Steve Segner, president of the Sedona Lodging Council, said while short-term rentals will have an impact on the smaller hotels and bed and breakfasts, the larger hotels are not as worried.

“Most of us are focusing on a different clientele than those who are seeking to rent a home,” he said. “Then again, I’ve had long-time guests who I’ll see and they said they’re renting a house for seven or 10 days for a variety of reasons. Every hotel has seen that.”

He said many local hotels that once hosted weddings and wedding parties are now seeing those groups renting a couple of large homes instead of a block of rooms.

“I think we will see less occupancy over the next couple of years,” Segner said. “But a lot of the hotels are making improvements and in return raising the daily rates. So, we’ll be able to cover the cost of those customers we may lose.”
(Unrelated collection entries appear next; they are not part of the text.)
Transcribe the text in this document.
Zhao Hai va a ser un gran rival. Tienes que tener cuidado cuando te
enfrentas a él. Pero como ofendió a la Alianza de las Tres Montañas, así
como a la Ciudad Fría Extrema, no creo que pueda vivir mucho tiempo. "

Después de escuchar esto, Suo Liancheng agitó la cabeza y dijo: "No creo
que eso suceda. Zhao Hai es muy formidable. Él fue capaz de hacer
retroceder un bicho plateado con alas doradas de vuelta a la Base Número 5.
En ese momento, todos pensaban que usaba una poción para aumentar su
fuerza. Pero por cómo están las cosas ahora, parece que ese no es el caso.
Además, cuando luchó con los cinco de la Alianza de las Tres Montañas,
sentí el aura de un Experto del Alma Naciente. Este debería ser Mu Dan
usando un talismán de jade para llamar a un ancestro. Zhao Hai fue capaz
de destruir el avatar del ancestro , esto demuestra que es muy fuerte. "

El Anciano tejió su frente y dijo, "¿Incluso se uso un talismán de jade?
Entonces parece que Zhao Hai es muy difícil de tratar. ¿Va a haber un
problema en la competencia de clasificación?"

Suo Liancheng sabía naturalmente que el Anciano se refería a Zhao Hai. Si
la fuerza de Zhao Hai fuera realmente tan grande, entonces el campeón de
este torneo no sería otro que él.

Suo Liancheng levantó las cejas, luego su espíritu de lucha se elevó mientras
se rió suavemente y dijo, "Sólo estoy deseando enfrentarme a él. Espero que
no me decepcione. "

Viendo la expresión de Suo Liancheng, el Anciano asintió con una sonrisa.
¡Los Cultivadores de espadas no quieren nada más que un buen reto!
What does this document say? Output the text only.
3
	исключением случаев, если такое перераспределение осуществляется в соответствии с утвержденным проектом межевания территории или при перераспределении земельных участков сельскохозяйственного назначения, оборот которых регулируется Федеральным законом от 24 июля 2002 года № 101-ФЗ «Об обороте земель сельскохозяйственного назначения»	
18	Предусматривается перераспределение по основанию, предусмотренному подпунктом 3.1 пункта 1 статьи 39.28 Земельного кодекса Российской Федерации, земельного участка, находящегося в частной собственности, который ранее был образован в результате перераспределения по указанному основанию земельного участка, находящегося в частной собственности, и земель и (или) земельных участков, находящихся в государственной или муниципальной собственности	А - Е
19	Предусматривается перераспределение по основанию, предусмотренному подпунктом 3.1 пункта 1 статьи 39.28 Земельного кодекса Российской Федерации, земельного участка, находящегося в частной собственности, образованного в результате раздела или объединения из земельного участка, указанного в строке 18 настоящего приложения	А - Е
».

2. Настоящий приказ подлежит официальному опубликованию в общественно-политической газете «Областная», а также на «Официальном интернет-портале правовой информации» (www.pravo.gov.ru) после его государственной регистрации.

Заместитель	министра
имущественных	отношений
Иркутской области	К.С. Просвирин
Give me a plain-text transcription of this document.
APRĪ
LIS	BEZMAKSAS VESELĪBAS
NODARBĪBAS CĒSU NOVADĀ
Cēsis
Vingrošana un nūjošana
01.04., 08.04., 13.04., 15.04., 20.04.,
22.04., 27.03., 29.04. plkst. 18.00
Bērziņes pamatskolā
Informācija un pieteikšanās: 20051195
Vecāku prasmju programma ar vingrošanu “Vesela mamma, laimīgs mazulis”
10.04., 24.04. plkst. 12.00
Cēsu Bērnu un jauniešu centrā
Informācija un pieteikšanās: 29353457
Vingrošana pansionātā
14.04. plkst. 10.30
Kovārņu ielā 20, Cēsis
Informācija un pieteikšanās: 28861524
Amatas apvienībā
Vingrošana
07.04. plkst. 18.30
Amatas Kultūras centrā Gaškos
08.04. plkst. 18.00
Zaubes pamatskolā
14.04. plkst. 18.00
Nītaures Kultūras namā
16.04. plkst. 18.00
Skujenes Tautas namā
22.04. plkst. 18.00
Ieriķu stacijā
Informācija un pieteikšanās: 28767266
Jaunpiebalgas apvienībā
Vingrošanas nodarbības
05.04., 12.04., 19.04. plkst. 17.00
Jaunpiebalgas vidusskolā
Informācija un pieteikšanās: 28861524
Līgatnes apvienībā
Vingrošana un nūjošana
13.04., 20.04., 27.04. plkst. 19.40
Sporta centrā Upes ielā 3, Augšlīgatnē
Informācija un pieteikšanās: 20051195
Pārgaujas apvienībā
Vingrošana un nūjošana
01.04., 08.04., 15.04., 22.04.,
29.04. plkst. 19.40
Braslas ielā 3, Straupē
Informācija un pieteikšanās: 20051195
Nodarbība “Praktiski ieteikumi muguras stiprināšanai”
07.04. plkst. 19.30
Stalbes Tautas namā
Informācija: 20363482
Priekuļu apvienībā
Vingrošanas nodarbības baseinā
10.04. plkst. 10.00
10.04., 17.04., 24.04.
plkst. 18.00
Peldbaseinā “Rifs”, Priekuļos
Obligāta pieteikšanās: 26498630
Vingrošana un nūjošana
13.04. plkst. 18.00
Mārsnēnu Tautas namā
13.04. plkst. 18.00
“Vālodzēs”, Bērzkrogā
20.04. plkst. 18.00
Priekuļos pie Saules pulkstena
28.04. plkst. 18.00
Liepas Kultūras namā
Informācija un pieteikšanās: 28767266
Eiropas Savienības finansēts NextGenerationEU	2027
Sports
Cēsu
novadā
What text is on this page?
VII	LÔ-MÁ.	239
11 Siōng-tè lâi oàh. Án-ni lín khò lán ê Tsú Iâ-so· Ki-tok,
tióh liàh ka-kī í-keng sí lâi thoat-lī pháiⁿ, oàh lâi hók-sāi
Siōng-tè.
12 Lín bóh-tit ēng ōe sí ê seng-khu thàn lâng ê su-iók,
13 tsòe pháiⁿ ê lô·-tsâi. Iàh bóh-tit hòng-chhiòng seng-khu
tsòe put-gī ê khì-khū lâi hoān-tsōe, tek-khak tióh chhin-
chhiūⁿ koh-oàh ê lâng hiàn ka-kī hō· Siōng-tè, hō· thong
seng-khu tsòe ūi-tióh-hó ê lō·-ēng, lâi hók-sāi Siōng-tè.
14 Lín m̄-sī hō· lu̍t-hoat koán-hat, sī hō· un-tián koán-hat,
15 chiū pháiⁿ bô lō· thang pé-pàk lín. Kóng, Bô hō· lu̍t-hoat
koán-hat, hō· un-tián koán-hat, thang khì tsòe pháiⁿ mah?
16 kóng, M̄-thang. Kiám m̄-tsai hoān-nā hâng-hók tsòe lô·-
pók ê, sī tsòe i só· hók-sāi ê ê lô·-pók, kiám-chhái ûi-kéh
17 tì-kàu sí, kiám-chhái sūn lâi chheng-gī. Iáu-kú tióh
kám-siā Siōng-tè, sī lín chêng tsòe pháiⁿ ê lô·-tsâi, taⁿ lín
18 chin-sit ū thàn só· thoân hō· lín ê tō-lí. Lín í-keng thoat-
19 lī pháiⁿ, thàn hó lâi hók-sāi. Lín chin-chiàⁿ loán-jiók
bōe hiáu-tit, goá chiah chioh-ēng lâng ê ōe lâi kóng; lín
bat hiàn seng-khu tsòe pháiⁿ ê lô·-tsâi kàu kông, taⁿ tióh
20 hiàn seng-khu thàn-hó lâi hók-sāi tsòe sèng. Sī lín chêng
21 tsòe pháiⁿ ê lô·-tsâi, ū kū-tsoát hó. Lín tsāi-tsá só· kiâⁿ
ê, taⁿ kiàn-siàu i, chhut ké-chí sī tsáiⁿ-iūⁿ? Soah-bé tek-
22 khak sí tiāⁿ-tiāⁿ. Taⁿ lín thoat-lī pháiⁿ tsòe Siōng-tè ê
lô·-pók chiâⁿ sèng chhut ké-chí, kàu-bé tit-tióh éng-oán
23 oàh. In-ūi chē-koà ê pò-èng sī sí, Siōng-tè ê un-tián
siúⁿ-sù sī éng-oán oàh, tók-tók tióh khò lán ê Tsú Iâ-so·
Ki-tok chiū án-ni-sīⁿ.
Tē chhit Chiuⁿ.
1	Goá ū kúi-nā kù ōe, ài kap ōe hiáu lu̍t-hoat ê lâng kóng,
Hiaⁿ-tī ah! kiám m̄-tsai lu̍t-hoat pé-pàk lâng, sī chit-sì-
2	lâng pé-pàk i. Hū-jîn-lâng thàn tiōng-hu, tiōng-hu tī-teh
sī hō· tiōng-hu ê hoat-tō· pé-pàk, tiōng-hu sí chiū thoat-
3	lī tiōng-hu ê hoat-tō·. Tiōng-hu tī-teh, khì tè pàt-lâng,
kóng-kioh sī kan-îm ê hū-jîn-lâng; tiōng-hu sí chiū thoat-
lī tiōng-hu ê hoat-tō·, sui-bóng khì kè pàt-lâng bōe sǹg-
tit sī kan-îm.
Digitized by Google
But it’s not just revenues Segner and others in the lodging industry face in regard to short-term rentals.

“In some ways it’s not fair that we [hotels] have to jump through so many hoops in regard to safety and get all the inspections but those who are renting their homes aren’t required to do so,” he said.

“In addition, there are so many people now converting their homes and rooms into short-term rentals that we’re losing so much of a our affordable housing in Sedona. That’s the real story. We’re all having a hard time finding and keeping employees because they have nowhere affordable to live.”

Jennifer Wesselhoff, president and CEO of the Sedona Chamber of Commerce, said she’s glad to see that Sedona residents have generated an extra $4.6 million that can be used to circulate through Sedona’s economy. And, she said it will be interesting to see how these numbers increase now that this activity is legal in Sedona.

For the purpose of discussion, she said if it were legal in 2016, and assuming that all these homes in Airbnb’s report were located in the city limits, the city would have generated $300,000 in sales and bed taxes.

“I think the real implications for Sedona are twofold,” she said. “First, the city’s ability to manage capacity given that infrastructure and traffic concerns are top issues for the city. And second, the implications to work force supply and affordable housing. In fact, in our most recent business survey, we asked businesses what the top issues facing them in 2016 were and the top two issues identified were labor supply and affordable housing. Coming in third was transportation issues.”

Wesselhoff then added, “In the end, we’d like to work closely with Airbnb and other short-term rental companies to help our short-term renters be good neighbors and to help Sedona’s hosts grow our economy, help preserve Sedona’s natural resources and have an overall positive impact on our community.”